O Globo, n.31988 , 06/03/2021. Mundo p.21

 

Entrevista - Samantha Power: "Vai ser bom para o Brasil trabalhar com EUA competentes de novo"

Isabel Fleck

06/03/2021

 

 

Nos últimos quatro anos, a ex-embaixadora dos Estados Unidos na ONU Samantha Power observou de uma sala na Universidade Harvard o governo Trump desfazer vários de seus esforços no principal fórum multilateral do mundo. Para ela, o prejuízo causado pelo ex-presidente “é quase imensurável” e vai além de “danos óbvios” em abandonar por anos o Acordo de Paris ou o acordo com o Irã.

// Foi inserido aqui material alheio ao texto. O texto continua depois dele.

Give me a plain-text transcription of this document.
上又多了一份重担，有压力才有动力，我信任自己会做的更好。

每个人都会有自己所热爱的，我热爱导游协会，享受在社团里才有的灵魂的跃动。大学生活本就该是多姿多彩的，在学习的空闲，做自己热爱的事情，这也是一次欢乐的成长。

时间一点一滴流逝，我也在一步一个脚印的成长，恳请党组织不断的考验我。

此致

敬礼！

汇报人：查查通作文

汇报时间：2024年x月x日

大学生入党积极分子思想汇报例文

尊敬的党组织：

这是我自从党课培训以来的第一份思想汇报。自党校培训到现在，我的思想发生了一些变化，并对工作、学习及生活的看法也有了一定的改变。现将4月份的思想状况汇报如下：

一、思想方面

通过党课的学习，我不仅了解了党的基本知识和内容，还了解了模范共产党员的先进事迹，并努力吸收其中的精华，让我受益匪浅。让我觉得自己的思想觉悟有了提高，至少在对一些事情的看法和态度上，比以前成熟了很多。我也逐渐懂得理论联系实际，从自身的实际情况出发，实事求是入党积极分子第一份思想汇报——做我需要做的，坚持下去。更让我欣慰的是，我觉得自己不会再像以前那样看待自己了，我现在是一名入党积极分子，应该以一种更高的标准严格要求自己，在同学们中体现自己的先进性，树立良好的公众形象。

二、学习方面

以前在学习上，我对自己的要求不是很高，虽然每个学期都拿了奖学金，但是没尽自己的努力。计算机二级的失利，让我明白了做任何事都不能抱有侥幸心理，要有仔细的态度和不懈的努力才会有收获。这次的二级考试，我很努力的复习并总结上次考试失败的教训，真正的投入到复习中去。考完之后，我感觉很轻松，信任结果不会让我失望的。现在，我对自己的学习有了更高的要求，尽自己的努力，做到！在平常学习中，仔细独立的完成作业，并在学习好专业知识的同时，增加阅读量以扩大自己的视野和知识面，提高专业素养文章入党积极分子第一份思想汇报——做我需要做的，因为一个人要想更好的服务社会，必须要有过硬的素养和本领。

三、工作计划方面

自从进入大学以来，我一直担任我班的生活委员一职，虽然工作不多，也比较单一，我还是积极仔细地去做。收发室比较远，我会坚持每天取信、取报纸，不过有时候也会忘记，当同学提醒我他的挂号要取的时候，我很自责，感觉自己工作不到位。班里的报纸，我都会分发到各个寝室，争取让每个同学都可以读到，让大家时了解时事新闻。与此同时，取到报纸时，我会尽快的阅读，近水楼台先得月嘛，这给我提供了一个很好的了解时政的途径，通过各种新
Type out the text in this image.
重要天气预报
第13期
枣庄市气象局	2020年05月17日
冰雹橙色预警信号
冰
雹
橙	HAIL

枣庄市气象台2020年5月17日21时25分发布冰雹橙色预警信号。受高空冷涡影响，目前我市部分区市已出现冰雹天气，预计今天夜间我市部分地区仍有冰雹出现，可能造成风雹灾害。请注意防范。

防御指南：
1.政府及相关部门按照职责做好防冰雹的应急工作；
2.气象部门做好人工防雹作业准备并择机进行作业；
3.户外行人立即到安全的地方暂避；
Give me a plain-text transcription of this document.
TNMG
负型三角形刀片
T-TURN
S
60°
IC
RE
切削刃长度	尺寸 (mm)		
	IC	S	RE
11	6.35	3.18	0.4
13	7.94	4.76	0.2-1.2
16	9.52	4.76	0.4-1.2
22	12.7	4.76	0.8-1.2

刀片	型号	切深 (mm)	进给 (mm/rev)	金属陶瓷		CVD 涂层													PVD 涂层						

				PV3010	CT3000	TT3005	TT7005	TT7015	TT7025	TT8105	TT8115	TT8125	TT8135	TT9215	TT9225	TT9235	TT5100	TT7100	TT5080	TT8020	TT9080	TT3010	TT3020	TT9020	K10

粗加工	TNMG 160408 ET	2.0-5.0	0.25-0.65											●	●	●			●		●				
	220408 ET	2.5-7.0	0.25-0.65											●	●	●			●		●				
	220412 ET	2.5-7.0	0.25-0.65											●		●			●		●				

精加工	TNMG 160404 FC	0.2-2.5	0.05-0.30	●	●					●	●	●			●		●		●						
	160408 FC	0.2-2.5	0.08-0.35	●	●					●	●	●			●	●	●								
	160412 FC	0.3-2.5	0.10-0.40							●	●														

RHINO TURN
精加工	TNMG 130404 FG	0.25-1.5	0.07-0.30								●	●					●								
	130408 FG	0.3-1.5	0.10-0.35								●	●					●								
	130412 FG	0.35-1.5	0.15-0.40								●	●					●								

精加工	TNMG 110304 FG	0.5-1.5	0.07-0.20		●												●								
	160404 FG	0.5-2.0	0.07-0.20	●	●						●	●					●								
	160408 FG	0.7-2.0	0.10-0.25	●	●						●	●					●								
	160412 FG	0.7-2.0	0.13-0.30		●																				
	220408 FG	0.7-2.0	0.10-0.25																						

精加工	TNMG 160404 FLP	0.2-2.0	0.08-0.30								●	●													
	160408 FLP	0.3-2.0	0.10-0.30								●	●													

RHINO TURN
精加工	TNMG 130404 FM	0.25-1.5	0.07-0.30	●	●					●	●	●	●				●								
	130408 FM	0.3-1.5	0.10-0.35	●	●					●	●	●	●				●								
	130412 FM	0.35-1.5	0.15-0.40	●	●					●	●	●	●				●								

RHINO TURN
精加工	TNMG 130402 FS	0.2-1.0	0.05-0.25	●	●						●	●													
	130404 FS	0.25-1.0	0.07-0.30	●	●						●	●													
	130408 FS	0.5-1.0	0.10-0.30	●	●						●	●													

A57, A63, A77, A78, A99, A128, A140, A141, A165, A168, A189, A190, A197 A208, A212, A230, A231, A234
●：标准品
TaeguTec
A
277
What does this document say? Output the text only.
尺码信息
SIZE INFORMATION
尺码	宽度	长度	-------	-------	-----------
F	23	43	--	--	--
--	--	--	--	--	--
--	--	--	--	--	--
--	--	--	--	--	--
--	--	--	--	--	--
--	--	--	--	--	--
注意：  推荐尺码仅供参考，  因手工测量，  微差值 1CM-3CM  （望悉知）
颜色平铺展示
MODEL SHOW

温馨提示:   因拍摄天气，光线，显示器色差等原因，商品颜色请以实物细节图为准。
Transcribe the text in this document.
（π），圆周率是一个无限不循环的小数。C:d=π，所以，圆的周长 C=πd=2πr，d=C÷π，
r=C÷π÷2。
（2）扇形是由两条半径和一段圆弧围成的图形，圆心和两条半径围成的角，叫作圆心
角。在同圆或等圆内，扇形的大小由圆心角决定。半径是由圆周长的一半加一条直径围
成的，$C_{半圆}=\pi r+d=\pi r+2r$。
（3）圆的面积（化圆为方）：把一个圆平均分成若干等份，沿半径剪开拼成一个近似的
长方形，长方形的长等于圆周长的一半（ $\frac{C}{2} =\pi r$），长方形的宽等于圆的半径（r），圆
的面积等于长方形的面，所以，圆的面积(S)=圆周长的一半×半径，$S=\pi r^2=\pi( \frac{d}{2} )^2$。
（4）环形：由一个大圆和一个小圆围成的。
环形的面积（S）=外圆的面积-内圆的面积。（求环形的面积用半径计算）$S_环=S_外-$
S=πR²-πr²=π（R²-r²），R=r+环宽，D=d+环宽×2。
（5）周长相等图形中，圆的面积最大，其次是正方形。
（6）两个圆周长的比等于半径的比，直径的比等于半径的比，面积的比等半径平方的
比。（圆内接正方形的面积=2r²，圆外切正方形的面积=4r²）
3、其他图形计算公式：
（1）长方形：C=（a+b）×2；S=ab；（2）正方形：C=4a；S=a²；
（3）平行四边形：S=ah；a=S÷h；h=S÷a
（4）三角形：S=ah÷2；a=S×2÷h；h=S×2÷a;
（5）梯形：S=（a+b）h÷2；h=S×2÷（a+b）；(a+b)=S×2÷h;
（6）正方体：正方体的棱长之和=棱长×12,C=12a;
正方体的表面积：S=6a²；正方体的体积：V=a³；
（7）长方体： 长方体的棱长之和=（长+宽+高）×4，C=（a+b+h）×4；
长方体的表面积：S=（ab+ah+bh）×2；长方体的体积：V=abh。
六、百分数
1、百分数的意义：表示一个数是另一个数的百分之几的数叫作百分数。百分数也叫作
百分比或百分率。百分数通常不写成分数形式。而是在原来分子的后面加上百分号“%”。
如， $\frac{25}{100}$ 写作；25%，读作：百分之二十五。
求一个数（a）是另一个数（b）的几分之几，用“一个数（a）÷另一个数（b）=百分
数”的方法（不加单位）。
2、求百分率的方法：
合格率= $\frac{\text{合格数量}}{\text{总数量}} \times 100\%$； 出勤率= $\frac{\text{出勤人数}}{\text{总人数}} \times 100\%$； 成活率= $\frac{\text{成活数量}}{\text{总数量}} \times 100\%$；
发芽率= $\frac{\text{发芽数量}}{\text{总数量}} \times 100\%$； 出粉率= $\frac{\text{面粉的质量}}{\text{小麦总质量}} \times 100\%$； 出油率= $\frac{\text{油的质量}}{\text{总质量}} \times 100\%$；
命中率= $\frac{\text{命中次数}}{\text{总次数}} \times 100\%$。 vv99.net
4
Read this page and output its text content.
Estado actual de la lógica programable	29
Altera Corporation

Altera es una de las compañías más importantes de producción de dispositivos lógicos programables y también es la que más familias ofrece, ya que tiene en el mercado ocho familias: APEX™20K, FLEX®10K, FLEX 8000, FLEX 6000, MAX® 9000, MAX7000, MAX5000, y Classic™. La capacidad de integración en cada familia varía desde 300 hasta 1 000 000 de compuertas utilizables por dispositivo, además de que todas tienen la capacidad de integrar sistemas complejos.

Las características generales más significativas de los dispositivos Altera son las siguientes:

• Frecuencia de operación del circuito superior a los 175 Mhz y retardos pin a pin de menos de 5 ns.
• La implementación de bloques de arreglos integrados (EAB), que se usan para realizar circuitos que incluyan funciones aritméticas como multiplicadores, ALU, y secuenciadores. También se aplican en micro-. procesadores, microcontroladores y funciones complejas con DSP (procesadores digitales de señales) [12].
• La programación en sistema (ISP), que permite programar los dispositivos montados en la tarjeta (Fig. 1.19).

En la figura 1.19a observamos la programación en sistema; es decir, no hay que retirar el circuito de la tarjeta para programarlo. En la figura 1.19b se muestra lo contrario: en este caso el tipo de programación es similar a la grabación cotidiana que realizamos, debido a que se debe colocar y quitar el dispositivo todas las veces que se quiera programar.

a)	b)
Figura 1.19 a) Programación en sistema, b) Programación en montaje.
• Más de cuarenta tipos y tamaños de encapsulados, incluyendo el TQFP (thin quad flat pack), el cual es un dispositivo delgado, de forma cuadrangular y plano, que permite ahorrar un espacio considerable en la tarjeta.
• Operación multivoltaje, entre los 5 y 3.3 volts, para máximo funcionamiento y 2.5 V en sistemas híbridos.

— Mais do que isso, o que Trump fez foi gerar em todo o mundo dúvidas reais sobre se os EUA são confiáveis — disse Power, em entrevista ao GLOBO nesta semana. Para ela, os países agora pensarão duas vezes no risco político de negociar com o país algo que poderá ser desfeito em quatro anos pelo próprio Trump ou por “Trump Jr.”.

Power diz acreditar, contudo, que mesmo os governos que eram próximos a Trump, como o de Jair Bolsonaro, e que não gostaram da mudança em Washington, “vão achar benéfico trabalhar com um país que é competente de novo”.

— Independentemente do "bromance" entre Bolsonaro e Trump, para a população brasileira e para outros funcionários que trabalham no governo brasileiro era muito difícil, porque (…) era uma relação completamente imprevisível.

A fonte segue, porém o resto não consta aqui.